Advocates for the change say it would empower the state to step in when FERC is slow to enforce at problem dams like LaBarge, but Chamber Legislative and External Affairs Director Mike Alaimo argued it would create “another layer of government without really improving standards of performance.”

Changes are likely as negotiations continue, said state Rep. Bill G. Schuette, R-Midland, the chief sponsor of the House version. 

“I know the price tag that’s associated with appropriately maintaining our dams is significant,” Schuette said, “but it’s a lot cheaper than the repair after a disaster.”

Dams rebuilt, trauma remains

Sanford resident Thomas Perrin is familiar with the cost of inaction.

He and his wife, Haley, lost everything when the Edenville and Sanford dams failed, destroying their home and 94 others, damaging another 1,300 and leaving taxpayers with a multi-hundred-million-dollar cleanup bill.

They spent more than two years “essentially homeless,” living first in a hotel room, then a family member’s garage, then a friend’s house.

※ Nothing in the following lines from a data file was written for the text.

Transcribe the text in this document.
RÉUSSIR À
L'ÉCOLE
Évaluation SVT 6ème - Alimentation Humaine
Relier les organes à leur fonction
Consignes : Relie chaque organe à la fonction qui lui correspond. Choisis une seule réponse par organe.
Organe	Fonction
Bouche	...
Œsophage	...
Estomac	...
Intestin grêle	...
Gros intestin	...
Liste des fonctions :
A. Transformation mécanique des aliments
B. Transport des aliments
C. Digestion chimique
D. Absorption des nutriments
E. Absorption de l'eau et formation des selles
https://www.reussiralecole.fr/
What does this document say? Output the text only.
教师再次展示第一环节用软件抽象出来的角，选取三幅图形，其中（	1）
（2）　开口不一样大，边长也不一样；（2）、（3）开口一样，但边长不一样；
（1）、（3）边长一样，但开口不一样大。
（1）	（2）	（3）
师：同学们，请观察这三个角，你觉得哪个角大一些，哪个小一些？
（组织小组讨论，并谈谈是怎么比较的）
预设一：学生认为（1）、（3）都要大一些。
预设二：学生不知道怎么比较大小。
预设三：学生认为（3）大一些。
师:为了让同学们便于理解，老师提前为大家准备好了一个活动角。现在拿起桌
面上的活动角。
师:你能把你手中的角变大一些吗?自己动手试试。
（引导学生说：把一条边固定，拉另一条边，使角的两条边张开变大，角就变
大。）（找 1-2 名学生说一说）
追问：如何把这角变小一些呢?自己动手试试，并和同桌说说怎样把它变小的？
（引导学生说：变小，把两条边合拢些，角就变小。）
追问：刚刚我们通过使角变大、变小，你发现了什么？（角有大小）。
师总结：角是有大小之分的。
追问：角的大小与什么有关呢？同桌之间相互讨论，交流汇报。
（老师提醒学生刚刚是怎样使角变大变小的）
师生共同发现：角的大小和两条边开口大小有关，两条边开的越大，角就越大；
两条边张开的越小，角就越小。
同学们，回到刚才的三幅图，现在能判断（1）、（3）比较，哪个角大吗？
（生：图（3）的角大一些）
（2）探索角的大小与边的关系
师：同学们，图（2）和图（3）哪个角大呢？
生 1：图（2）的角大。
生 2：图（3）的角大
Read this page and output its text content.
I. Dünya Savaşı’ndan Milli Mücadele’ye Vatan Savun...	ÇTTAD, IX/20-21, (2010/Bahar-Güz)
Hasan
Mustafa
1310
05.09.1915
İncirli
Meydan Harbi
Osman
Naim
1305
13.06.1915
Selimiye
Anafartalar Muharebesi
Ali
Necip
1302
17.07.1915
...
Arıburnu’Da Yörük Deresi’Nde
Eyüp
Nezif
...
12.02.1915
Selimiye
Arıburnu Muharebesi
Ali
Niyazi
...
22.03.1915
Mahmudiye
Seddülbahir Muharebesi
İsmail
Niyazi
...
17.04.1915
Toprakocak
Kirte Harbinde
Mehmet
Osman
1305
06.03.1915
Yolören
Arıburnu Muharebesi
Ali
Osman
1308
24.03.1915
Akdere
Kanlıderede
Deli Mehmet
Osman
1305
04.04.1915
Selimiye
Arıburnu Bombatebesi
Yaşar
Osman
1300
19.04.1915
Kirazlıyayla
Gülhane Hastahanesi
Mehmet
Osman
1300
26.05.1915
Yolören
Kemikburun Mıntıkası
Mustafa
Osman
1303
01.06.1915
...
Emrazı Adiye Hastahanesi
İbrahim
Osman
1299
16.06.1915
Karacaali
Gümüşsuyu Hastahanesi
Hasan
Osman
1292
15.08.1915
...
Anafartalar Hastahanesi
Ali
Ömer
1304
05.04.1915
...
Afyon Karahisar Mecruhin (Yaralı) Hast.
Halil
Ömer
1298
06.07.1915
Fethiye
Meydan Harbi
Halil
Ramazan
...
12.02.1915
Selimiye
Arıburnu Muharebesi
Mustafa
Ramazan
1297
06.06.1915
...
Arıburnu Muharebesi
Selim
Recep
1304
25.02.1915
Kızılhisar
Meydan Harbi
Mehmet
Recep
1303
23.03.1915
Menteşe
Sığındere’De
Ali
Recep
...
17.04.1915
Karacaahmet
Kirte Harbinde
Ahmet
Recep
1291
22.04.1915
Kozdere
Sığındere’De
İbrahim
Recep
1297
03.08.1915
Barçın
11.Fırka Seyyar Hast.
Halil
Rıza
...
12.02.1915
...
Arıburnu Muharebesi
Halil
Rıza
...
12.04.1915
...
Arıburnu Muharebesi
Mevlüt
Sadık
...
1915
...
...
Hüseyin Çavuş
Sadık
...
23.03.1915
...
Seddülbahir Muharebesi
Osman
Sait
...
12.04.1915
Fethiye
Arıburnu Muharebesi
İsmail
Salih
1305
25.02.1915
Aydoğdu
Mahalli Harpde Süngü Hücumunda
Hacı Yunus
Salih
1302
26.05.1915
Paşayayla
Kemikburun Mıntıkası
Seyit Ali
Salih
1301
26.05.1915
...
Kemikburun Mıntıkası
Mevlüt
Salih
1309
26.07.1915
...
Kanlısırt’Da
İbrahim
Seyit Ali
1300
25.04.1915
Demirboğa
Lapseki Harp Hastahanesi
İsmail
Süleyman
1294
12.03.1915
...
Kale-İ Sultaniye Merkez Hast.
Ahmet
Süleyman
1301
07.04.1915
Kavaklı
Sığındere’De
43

Six years and one rebuilt house later, Perrin still experiences paranoia with every rainfall. The sound of a sump pump kicking in is enough to make him panic.

He is furious that the Edenville dam’s problems went unaddressed for decades  — and that safety concerns still linger in plain sight at many other Michigan dams.

“Our infrastructure needs to be repaired, and it needs to happen yesterday,” Perrin said. “Continually kicking the can down the road isn’t a solution.”